[파이썬] requests-html `find()` 메서드 활용

06 Sep 2023

requests-html

The requests-html library is a powerful tool in Python for making HTTP requests and parsing the HTML responses. It provides a wide range of functionalities to extract data from web pages effortlessly.

One of the most useful methods in requests-html is the find() method. This method allows you to easily locate HTML elements within the parsed HTML content. It provides a convenient and intuitive way to navigate and retrieve specific elements based on various criteria.

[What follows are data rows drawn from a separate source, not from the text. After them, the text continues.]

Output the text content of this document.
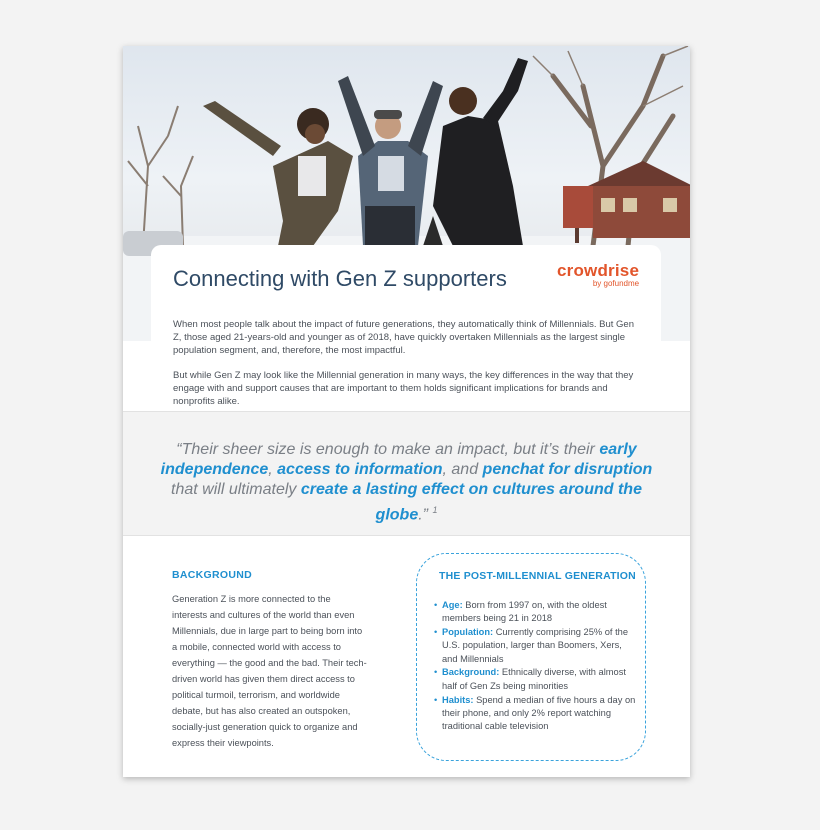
Connecting with Gen Z supporters	crowdrise
by gofundme

When most people talk about the impact of future generations, they automatically think of Millennials. But Gen Z, those aged 21-years-old and younger as of 2018, have quickly overtaken Millennials as the largest single population segment, and, therefore, the most impactful.

But while Gen Z may look like the Millennial generation in many ways, the key differences in the way that they engage with and support causes that are important to them holds significant implications for brands and nonprofits alike.

“Their sheer size is enough to make an impact, but it’s their early independence, access to information, and penchat for disruption that will ultimately create a lasting effect on cultures around the globe.” $^1$
BACKGROUND
Generation Z is more connected to the interests and cultures of the world than even Millennials, due in large part to being born into a mobile, connected world with access to everything — the good and the bad. Their tech-driven world has given them direct access to political turmoil, terrorism, and worldwide debate, but has also created an outspoken, socially-just generation quick to organize and express their viewpoints.
THE POST-MILLENNIAL GENERATION
• Age: Born from 1997 on, with the oldest members being 21 in 2018
• Population: Currently comprising 25% of the U.S. population, larger than Boomers, Xers, and Millennials
• Background: Ethnically diverse, with almost half of Gen Zs being minorities
• Habits: Spend a median of five hours a day on their phone, and only 2% report watching traditional cable television
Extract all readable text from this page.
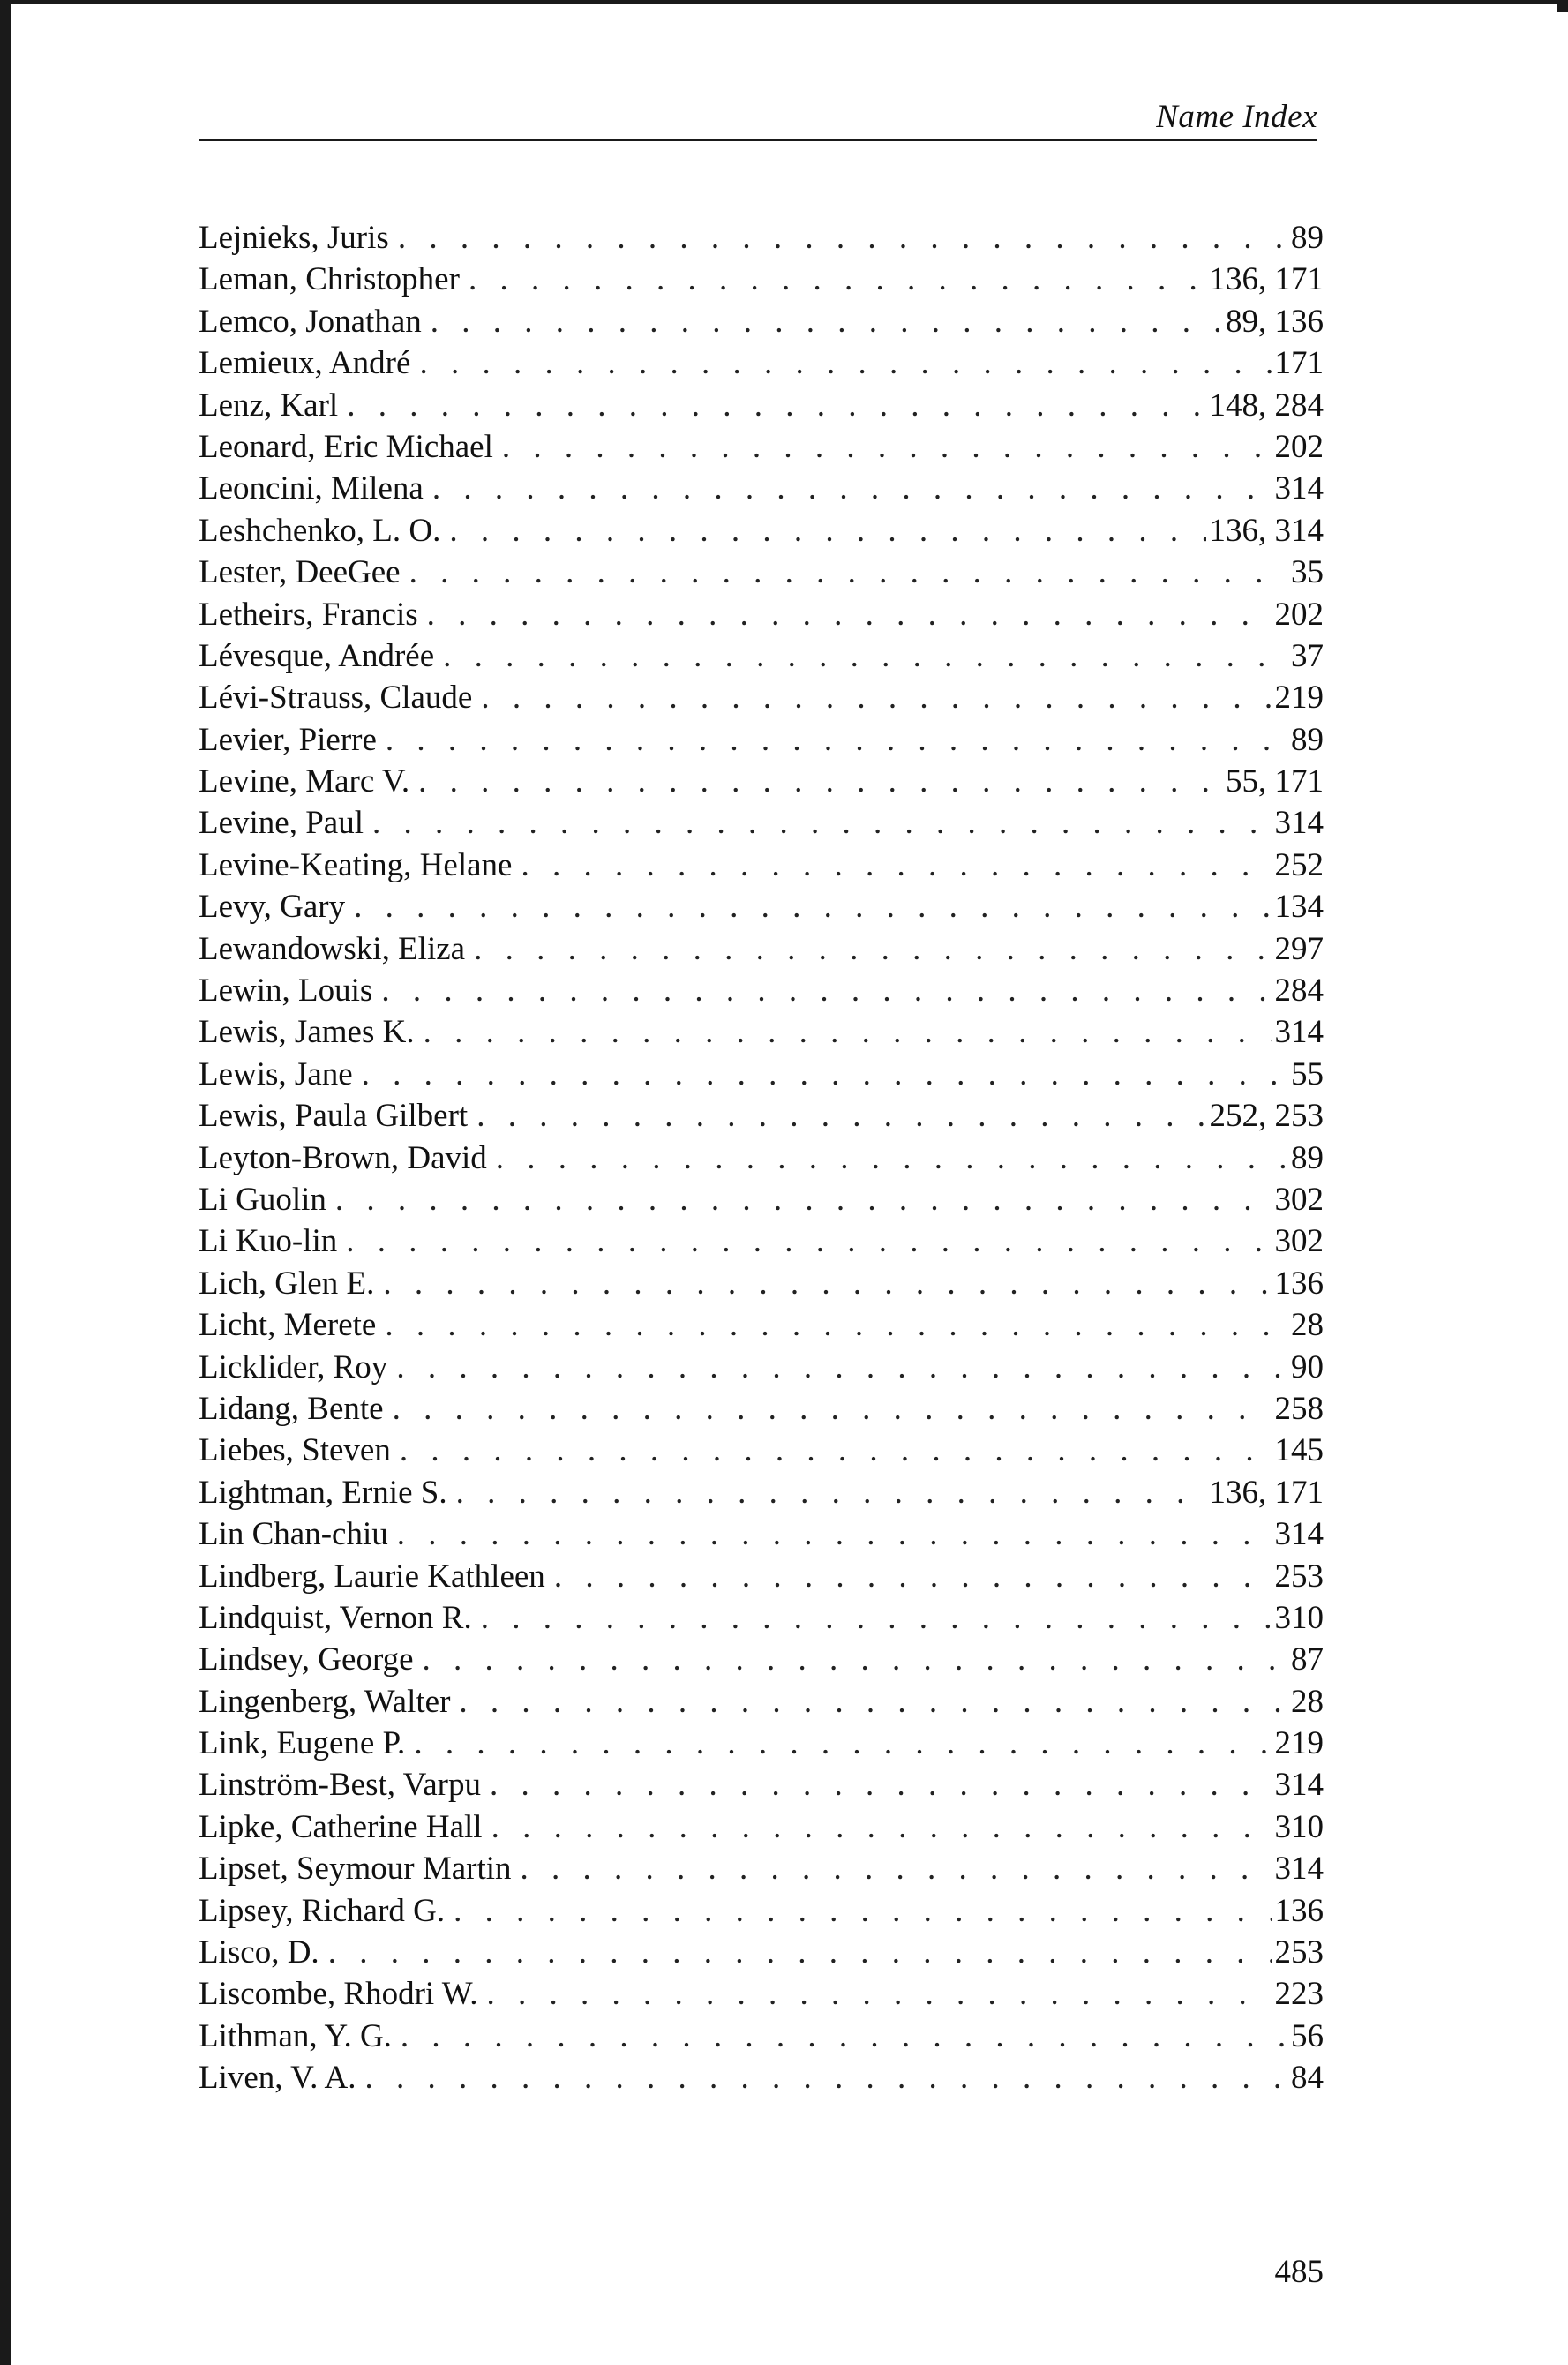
Name Index
Lejnieks, Juris . . .	89
Leman, Christopher . . .	136, 171
Lemco, Jonathan . . .	89, 136
Lemieux, André . . .	171
Lenz, Karl . . .	148, 284
Leonard, Eric Michael . . .	202
Leoncini, Milena . . .	314
Leshchenko, L. O. . . .	136, 314
Lester, DeeGee . . .	35
Letheirs, Francis . . .	202
Lévesque, Andrée . . .	37
Lévi-Strauss, Claude . . .	219
Levier, Pierre . . .	89
Levine, Marc V. . . .	55, 171
Levine, Paul . . .	314
Levine-Keating, Helane . . .	252
Levy, Gary . . .	134
Lewandowski, Eliza . . .	297
Lewin, Louis . . .	284
Lewis, James K. . . .	314
Lewis, Jane . . .	55
Lewis, Paula Gilbert . . .	252, 253
Leyton-Brown, David . . .	89
Li Guolin . . .	302
Li Kuo-lin . . .	302
Lich, Glen E. . . .	136
Licht, Merete . . .	28
Licklider, Roy . . .	90
Lidang, Bente . . .	258
Liebes, Steven . . .	145
Lightman, Ernie S. . . .	136, 171
Lin Chan-chiu . . .	314
Lindberg, Laurie Kathleen . . .	253
Lindquist, Vernon R. . . .	310
Lindsey, George . . .	87
Lingenberg, Walter . . .	28
Link, Eugene P. . . .	219
Linström-Best, Varpu . . .	314
Lipke, Catherine Hall . . .	310
Lipset, Seymour Martin . . .	314
Lipsey, Richard G. . . .	136
Lisco, D. . . .	253
Liscombe, Rhodri W. . . .	223
Lithman, Y. G. . . .	56
Liven, V. A. . . .	84
485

Here’s an example that demonstrates how to use the find() method in requests-html:

from requests_html import HTMLSession

# Create an instance of HTMLSession
session = HTMLSession()

# Send a GET request to a web page
response = session.get('https://www.example.com')

# Access the parsed HTML content
html_content = response.html

# Find the first occurrence of a specific HTML element by tag name
element = html_content.find('h1', first=True)
print(element.text)

# Find all occurrences of a specific HTML element by class name
elements = html_content.find('.intro')
for element in elements:
    print(element.text)

# Find all occurrences of a specific HTML element by attribute value
elements = html_content.find('[name="description"]')
for element in elements:
    print(element.text)

In the above example, we first create an instance of HTMLSession to initiate an HTTP session. Then, we send a GET request to a web page and access the parsed HTML content using the html attribute of the response object.

Next, we use the find() method to locate HTML elements within the parsed HTML content. We demonstrate different ways to find elements based on tag name, class name, and attribute value. By setting the parameter first=True, we retrieve only the first occurrence of an element.

Finally, we display the text content of the retrieved elements using the text attribute.

Using the find() method in requests-html, you can easily scrape and extract data from web pages based on specific criteria. This powerful functionality makes it possible to automate web scraping tasks and gather valuable information for a wide range of applications.